Nikmati berita interaktif dan LIVE report 24 jam hanya di TribunX
Tribun Bisnis

Jokowi Perlu Restart Struktur Ekonomi, Bukan Sekadar Reshuffle Kabinet

Ekonom Indef tersebut menyarankan uji coba penerapan universal basic income kepada mereka yang kena PHK

Editor: Imanuel Nicolas Manafe
zoom-in Jokowi Perlu Restart Struktur Ekonomi, Bukan Sekadar Reshuffle Kabinet
Capture YouTube Sekretariat Presiden
Presiden Joko Widodo (Jokowi) membuat gestur mengangkat tangan setelah menyampaikan kemungkinan reshuffle kabinet, dalam Sidang Kabinet Paripurna, Kamis (18/6/2020), diunggah Minggu (28/6/2020). 

Laporan Wartawan Tribunnews.com, Lita Febriani

TRIBUNNEWS.COM, JAKARTA - Nada suara Presiden Joko Widodo meninggi saat sidang kabinet paripurna yang ditayangkan melalui akun YouTube Sekretariat Presiden, Minggu (28/6/2020).

Presiden Jokowi menyoroti kinerja menteri kabinetnya, bahkan mengancam akan melakukan perombakan atau reshuffle kabinet.

Baca: Ekonom Indef Sebut Pertumbuhan Ekonomi Indonesia Akan Sulit 2-3 Tahun ke Depan

Ekonom Indef, Bhima Yudhistira Adhinegara mengatakan bahwa yang dibutuhkan Indonesia saat ini bukan sekadar reshuffle kabinet.

"Saya kira kita perlu restarting semua struktur ekonomi kita. Jadi tidak hanya kemudian hanya usulan-usulan yang reformis saja, karena ada beberapa hal yang memang harus kita lakukan, bukan sekedar reshuffle," tutur Bhima saat Diskusi Publik Bravos Radio Indonesia, Senin (29/6/2020).

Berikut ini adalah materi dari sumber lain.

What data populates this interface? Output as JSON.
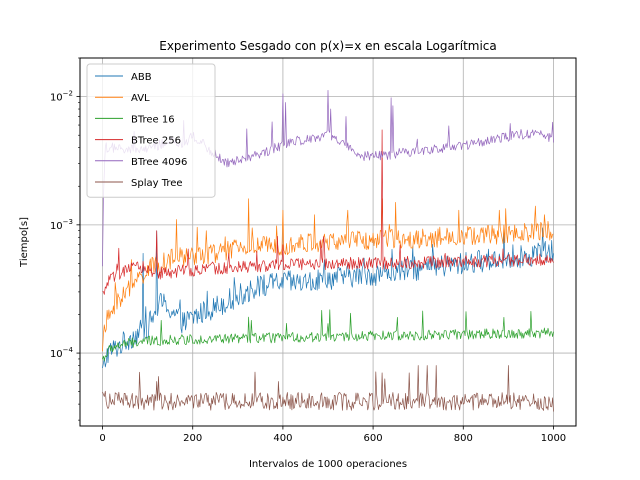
{
  "chart_data": {
    "type": "line",
    "title": "Experimento Sesgado con p(x)=x en escala Logarítmica",
    "xlabel": "Intervalos de 1000 operaciones",
    "ylabel": "Tiempo[s]",
    "yscale": "log",
    "xlim": [
      -50,
      1050
    ],
    "ylim": [
      2.7e-05,
      0.02
    ],
    "xticks": [
      0,
      200,
      400,
      600,
      800,
      1000
    ],
    "xtick_labels": [
      "0",
      "200",
      "400",
      "600",
      "800",
      "1000"
    ],
    "yticks": [
      0.0001,
      0.001,
      0.01
    ],
    "ytick_labels": [
      "10^-4",
      "10^-3",
      "10^-2"
    ],
    "grid": true,
    "legend_position": "top-left",
    "series": [
      {
        "name": "ABB",
        "color": "#1f77b4",
        "x": [
          0,
          10,
          30,
          60,
          100,
          130,
          150,
          180,
          200,
          250,
          300,
          350,
          400,
          450,
          500,
          550,
          600,
          650,
          700,
          750,
          800,
          850,
          900,
          950,
          1000
        ],
        "y": [
          7e-05,
          0.0001,
          0.00011,
          0.00013,
          0.00016,
          0.00025,
          0.00022,
          0.00017,
          0.00019,
          0.00023,
          0.00028,
          0.00033,
          0.00036,
          0.00035,
          0.00038,
          0.0004,
          0.00041,
          0.00043,
          0.00045,
          0.00047,
          0.0005,
          0.00053,
          0.00055,
          0.00058,
          0.00062
        ],
        "spikes": [
          {
            "x": 90,
            "y": 0.0006
          },
          {
            "x": 120,
            "y": 0.0009
          },
          {
            "x": 580,
            "y": 0.00055
          },
          {
            "x": 910,
            "y": 0.0007
          }
        ]
      },
      {
        "name": "AVL",
        "color": "#ff7f0e",
        "x": [
          0,
          10,
          30,
          60,
          100,
          130,
          160,
          200,
          250,
          300,
          350,
          400,
          450,
          500,
          550,
          600,
          650,
          700,
          750,
          800,
          850,
          900,
          950,
          1000
        ],
        "y": [
          0.00012,
          0.00018,
          0.00025,
          0.00032,
          0.00045,
          0.0005,
          0.00055,
          0.00058,
          0.0006,
          0.00065,
          0.00068,
          0.0007,
          0.00072,
          0.00073,
          0.00075,
          0.00076,
          0.00078,
          0.00078,
          0.0008,
          0.00082,
          0.00083,
          0.00085,
          0.00087,
          0.0009
        ],
        "spikes": [
          {
            "x": 165,
            "y": 0.0011
          },
          {
            "x": 230,
            "y": 0.0009
          },
          {
            "x": 325,
            "y": 0.0016
          },
          {
            "x": 400,
            "y": 0.0013
          },
          {
            "x": 470,
            "y": 0.0012
          },
          {
            "x": 545,
            "y": 0.0013
          },
          {
            "x": 620,
            "y": 0.0016
          },
          {
            "x": 650,
            "y": 0.0015
          },
          {
            "x": 790,
            "y": 0.0013
          },
          {
            "x": 880,
            "y": 0.0013
          },
          {
            "x": 960,
            "y": 0.0014
          },
          {
            "x": 980,
            "y": 0.0012
          }
        ]
      },
      {
        "name": "BTree 16",
        "color": "#2ca02c",
        "x": [
          0,
          20,
          50,
          100,
          150,
          200,
          300,
          400,
          500,
          600,
          700,
          800,
          900,
          1000
        ],
        "y": [
          9e-05,
          0.00011,
          0.000118,
          0.000124,
          0.000126,
          0.000128,
          0.00013,
          0.000132,
          0.000134,
          0.000136,
          0.000138,
          0.00014,
          0.000142,
          0.000144
        ],
        "spikes": [
          {
            "x": 130,
            "y": 0.00018
          },
          {
            "x": 330,
            "y": 0.00018
          },
          {
            "x": 500,
            "y": 0.00017
          },
          {
            "x": 655,
            "y": 0.00019
          },
          {
            "x": 890,
            "y": 0.00019
          }
        ]
      },
      {
        "name": "BTree 256",
        "color": "#d62728",
        "x": [
          0,
          10,
          30,
          60,
          90,
          120,
          150,
          200,
          250,
          300,
          350,
          400,
          500,
          600,
          700,
          800,
          900,
          1000
        ],
        "y": [
          0.00028,
          0.00035,
          0.0004,
          0.00045,
          0.00047,
          0.00042,
          0.00043,
          0.00044,
          0.00046,
          0.00047,
          0.00048,
          0.00049,
          0.0005,
          0.0005,
          0.00051,
          0.00052,
          0.00053,
          0.00054
        ],
        "spikes": [
          {
            "x": 120,
            "y": 0.0009
          },
          {
            "x": 280,
            "y": 0.0006
          },
          {
            "x": 400,
            "y": 0.0007
          },
          {
            "x": 620,
            "y": 0.0055
          },
          {
            "x": 660,
            "y": 0.0007
          },
          {
            "x": 760,
            "y": 0.0006
          }
        ]
      },
      {
        "name": "BTree 4096",
        "color": "#9467bd",
        "x": [
          0,
          5,
          20,
          50,
          100,
          150,
          180,
          200,
          240,
          280,
          300,
          350,
          400,
          450,
          500,
          540,
          560,
          600,
          650,
          700,
          750,
          800,
          850,
          900,
          950,
          1000
        ],
        "y": [
          0.0005,
          0.004,
          0.004,
          0.0038,
          0.0039,
          0.0045,
          0.0042,
          0.005,
          0.0038,
          0.003,
          0.0032,
          0.0036,
          0.0042,
          0.0047,
          0.005,
          0.0042,
          0.0035,
          0.0034,
          0.0036,
          0.0038,
          0.004,
          0.0042,
          0.0044,
          0.0049,
          0.0052,
          0.0048
        ],
        "spikes": [
          {
            "x": 400,
            "y": 0.0105
          },
          {
            "x": 407,
            "y": 0.009
          },
          {
            "x": 500,
            "y": 0.0112
          },
          {
            "x": 506,
            "y": 0.008
          },
          {
            "x": 640,
            "y": 0.0098
          },
          {
            "x": 645,
            "y": 0.0085
          }
        ]
      },
      {
        "name": "Splay Tree",
        "color": "#8c564b",
        "x": [
          0,
          10,
          50,
          100,
          200,
          300,
          400,
          500,
          600,
          700,
          800,
          900,
          1000
        ],
        "y": [
          4.8e-05,
          4.3e-05,
          4.2e-05,
          4.2e-05,
          4.2e-05,
          4.2e-05,
          4.2e-05,
          4.2e-05,
          4.2e-05,
          4.2e-05,
          4.2e-05,
          4.2e-05,
          4.1e-05
        ],
        "spikes": [
          {
            "x": 120,
            "y": 6e-05
          },
          {
            "x": 390,
            "y": 6e-05
          },
          {
            "x": 620,
            "y": 7e-05
          },
          {
            "x": 680,
            "y": 7e-05
          },
          {
            "x": 700,
            "y": 8e-05
          },
          {
            "x": 720,
            "y": 8e-05
          },
          {
            "x": 740,
            "y": 8e-05
          },
          {
            "x": 900,
            "y": 8e-05
          }
        ]
      }
    ]
  }
}
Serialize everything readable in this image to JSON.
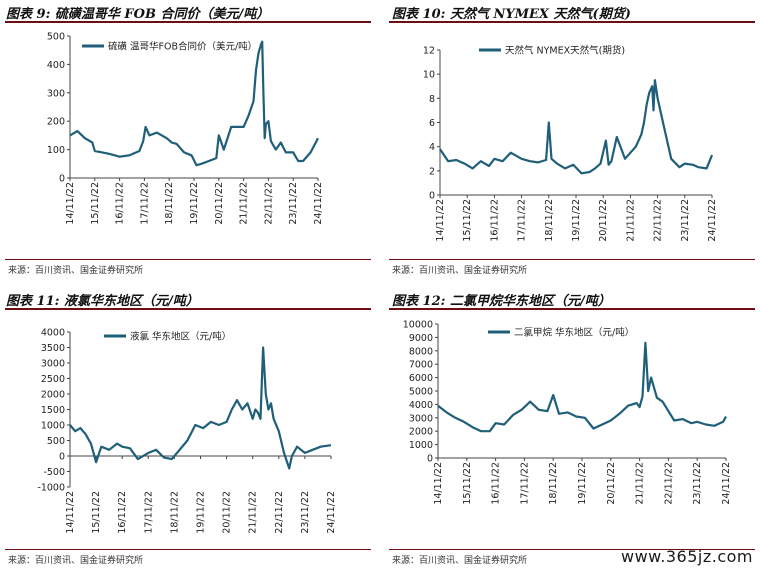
{
  "panels": [
    {
      "title": "图表 9: 硫磺温哥华 FOB 合同价（美元/吨）",
      "source": "来源：百川资讯、国金证券研究所"
    },
    {
      "title": "图表 10: 天然气 NYMEX 天然气(期货)",
      "source": "来源：百川资讯、国金证券研究所"
    },
    {
      "title": "图表 11: 液氯华东地区（元/吨）",
      "source": "来源：百川资讯、国金证券研究所"
    },
    {
      "title": "图表 12: 二氯甲烷华东地区（元/吨）",
      "source": "来源：百川资讯、国金证券研究所"
    }
  ],
  "watermark": "www.365jz.com",
  "colors": {
    "series": "#1f5f7a",
    "rule": "#6b0f12"
  },
  "chart_data": [
    {
      "type": "line",
      "xlabels": [
        "14/11/22",
        "15/11/22",
        "16/11/22",
        "17/11/22",
        "18/11/22",
        "19/11/22",
        "20/11/22",
        "21/11/22",
        "22/11/22",
        "23/11/22",
        "24/11/22"
      ],
      "ylim": [
        0,
        500
      ],
      "yticks": [
        0,
        100,
        200,
        300,
        400,
        500
      ],
      "series": [
        {
          "name": "硫磺 温哥华FOB合同价（美元/吨）",
          "x": [
            0,
            0.3,
            0.6,
            0.9,
            1.0,
            1.3,
            1.6,
            2.0,
            2.4,
            2.8,
            2.95,
            3.05,
            3.2,
            3.5,
            3.9,
            4.1,
            4.3,
            4.6,
            4.9,
            5.1,
            5.3,
            5.6,
            5.9,
            6.0,
            6.2,
            6.5,
            6.8,
            7.0,
            7.2,
            7.4,
            7.5,
            7.6,
            7.7,
            7.75,
            7.8,
            7.85,
            7.9,
            8.0,
            8.1,
            8.3,
            8.5,
            8.7,
            9.0,
            9.2,
            9.4,
            9.7,
            10.0
          ],
          "y": [
            150,
            165,
            140,
            125,
            95,
            90,
            85,
            75,
            80,
            95,
            130,
            180,
            150,
            160,
            140,
            125,
            120,
            90,
            80,
            45,
            50,
            60,
            70,
            150,
            100,
            180,
            180,
            180,
            220,
            270,
            380,
            440,
            470,
            480,
            300,
            140,
            190,
            200,
            130,
            100,
            125,
            90,
            90,
            60,
            60,
            90,
            140
          ]
        }
      ]
    },
    {
      "type": "line",
      "xlabels": [
        "14/11/22",
        "15/11/22",
        "16/11/22",
        "17/11/22",
        "18/11/22",
        "19/11/22",
        "20/11/22",
        "21/11/22",
        "22/11/22",
        "23/11/22",
        "24/11/22"
      ],
      "ylim": [
        0,
        12
      ],
      "yticks": [
        0,
        2,
        4,
        6,
        8,
        10,
        12
      ],
      "series": [
        {
          "name": "天然气 NYMEX天然气(期货)",
          "x": [
            0,
            0.3,
            0.6,
            0.9,
            1.2,
            1.5,
            1.8,
            2.0,
            2.3,
            2.6,
            3.0,
            3.3,
            3.6,
            3.9,
            4.0,
            4.1,
            4.3,
            4.6,
            4.9,
            5.2,
            5.5,
            5.7,
            5.9,
            6.1,
            6.2,
            6.3,
            6.5,
            6.8,
            7.0,
            7.2,
            7.4,
            7.5,
            7.6,
            7.7,
            7.8,
            7.85,
            7.9,
            8.0,
            8.2,
            8.5,
            8.8,
            9.0,
            9.3,
            9.5,
            9.8,
            10.0
          ],
          "y": [
            3.8,
            2.8,
            2.9,
            2.6,
            2.2,
            2.8,
            2.4,
            3.0,
            2.8,
            3.5,
            3.0,
            2.8,
            2.7,
            2.9,
            6.0,
            3.0,
            2.6,
            2.2,
            2.5,
            1.8,
            1.9,
            2.2,
            2.6,
            4.5,
            2.5,
            2.8,
            4.8,
            3.0,
            3.5,
            4.0,
            5.0,
            6.0,
            7.5,
            8.5,
            9.0,
            7.0,
            9.5,
            8.0,
            6.0,
            3.0,
            2.3,
            2.6,
            2.5,
            2.3,
            2.2,
            3.3
          ]
        }
      ]
    },
    {
      "type": "line",
      "xlabels": [
        "14/11/22",
        "15/11/22",
        "16/11/22",
        "17/11/22",
        "18/11/22",
        "19/11/22",
        "20/11/22",
        "21/11/22",
        "22/11/22",
        "23/11/22",
        "24/11/22"
      ],
      "ylim": [
        -1000,
        4000
      ],
      "yticks": [
        -1000,
        -500,
        0,
        500,
        1000,
        1500,
        2000,
        2500,
        3000,
        3500,
        4000
      ],
      "series": [
        {
          "name": "液氯 华东地区（元/吨）",
          "x": [
            0,
            0.2,
            0.4,
            0.6,
            0.8,
            1.0,
            1.2,
            1.5,
            1.8,
            2.0,
            2.3,
            2.6,
            3.0,
            3.3,
            3.6,
            3.9,
            4.2,
            4.5,
            4.8,
            5.1,
            5.4,
            5.7,
            6.0,
            6.2,
            6.4,
            6.6,
            6.8,
            7.0,
            7.1,
            7.2,
            7.3,
            7.4,
            7.5,
            7.6,
            7.7,
            7.8,
            8.0,
            8.2,
            8.4,
            8.5,
            8.7,
            9.0,
            9.3,
            9.6,
            10.0
          ],
          "y": [
            1000,
            800,
            900,
            700,
            400,
            -200,
            300,
            200,
            400,
            300,
            250,
            -100,
            100,
            200,
            -50,
            -100,
            200,
            500,
            1000,
            900,
            1100,
            1000,
            1100,
            1500,
            1800,
            1500,
            1700,
            1200,
            1500,
            1400,
            1200,
            3500,
            2000,
            1500,
            1700,
            1200,
            800,
            100,
            -400,
            0,
            300,
            100,
            200,
            300,
            350
          ]
        }
      ]
    },
    {
      "type": "line",
      "xlabels": [
        "14/11/22",
        "15/11/22",
        "16/11/22",
        "17/11/22",
        "18/11/22",
        "19/11/22",
        "20/11/22",
        "21/11/22",
        "22/11/22",
        "23/11/22",
        "24/11/22"
      ],
      "ylim": [
        0,
        10000
      ],
      "yticks": [
        0,
        1000,
        2000,
        3000,
        4000,
        5000,
        6000,
        7000,
        8000,
        9000,
        10000
      ],
      "series": [
        {
          "name": "二氯甲烷 华东地区（元/吨）",
          "x": [
            0,
            0.3,
            0.6,
            0.9,
            1.2,
            1.5,
            1.8,
            2.0,
            2.3,
            2.6,
            2.9,
            3.2,
            3.5,
            3.8,
            4.0,
            4.2,
            4.5,
            4.8,
            5.1,
            5.4,
            5.7,
            6.0,
            6.3,
            6.6,
            6.9,
            7.0,
            7.1,
            7.2,
            7.3,
            7.4,
            7.6,
            7.8,
            8.0,
            8.2,
            8.5,
            8.8,
            9.0,
            9.3,
            9.6,
            9.9,
            10.0
          ],
          "y": [
            3900,
            3400,
            3000,
            2700,
            2300,
            2000,
            2000,
            2600,
            2500,
            3200,
            3600,
            4200,
            3600,
            3500,
            4700,
            3300,
            3400,
            3100,
            3000,
            2200,
            2500,
            2800,
            3300,
            3900,
            4100,
            3800,
            4600,
            8600,
            5000,
            6000,
            4500,
            4200,
            3500,
            2800,
            2900,
            2600,
            2700,
            2500,
            2400,
            2700,
            3100
          ]
        }
      ]
    }
  ]
}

Bhima menambahkan jika hanya reshuffle, apakah Jokowi akan berpihak pada rakyat atau hanya mengganti menteri dari partai politik (Parpol) yang sama.

"Nah reshuffle ini tergantung dari Pak Jokowi, akan berpihak pada rakyat atau masih akan mengganti menteri-menterinya dari Parpol yang sama, atau dia malah meminta konglomerat atau oligarki-oligarki untuk bergabung ke kabinet," ungkapnya.

BERITA TERKAIT

Wacana reshuffle pun dinilai Bhima sudah terlalu terlambat.

Harusnya dilakukan sejak awal Maret, ketika Covid-19 mulai menyerang Indonesia.

Terlebih, dari kinerja beberapa menteri, ada yang menahan-nahan stimulus yang harusnya diberikan dalam jumlah banyak namun baru dikeluarkan kurang dari 2 persen.

"Jadi opsi reshuffle maupun tidak itu hanya di permukaan. Yang fundamental lagi adalah bagaimana ide-ide besar harus hadir, mulai dari membalik bahwa stimulus 80 persen bukan untuk korporat, namun langsung masuk kepada mereka yang menjadi korban PHK, kepada UMKM untuk modal kerja dan lain-lain," ujar Bhima.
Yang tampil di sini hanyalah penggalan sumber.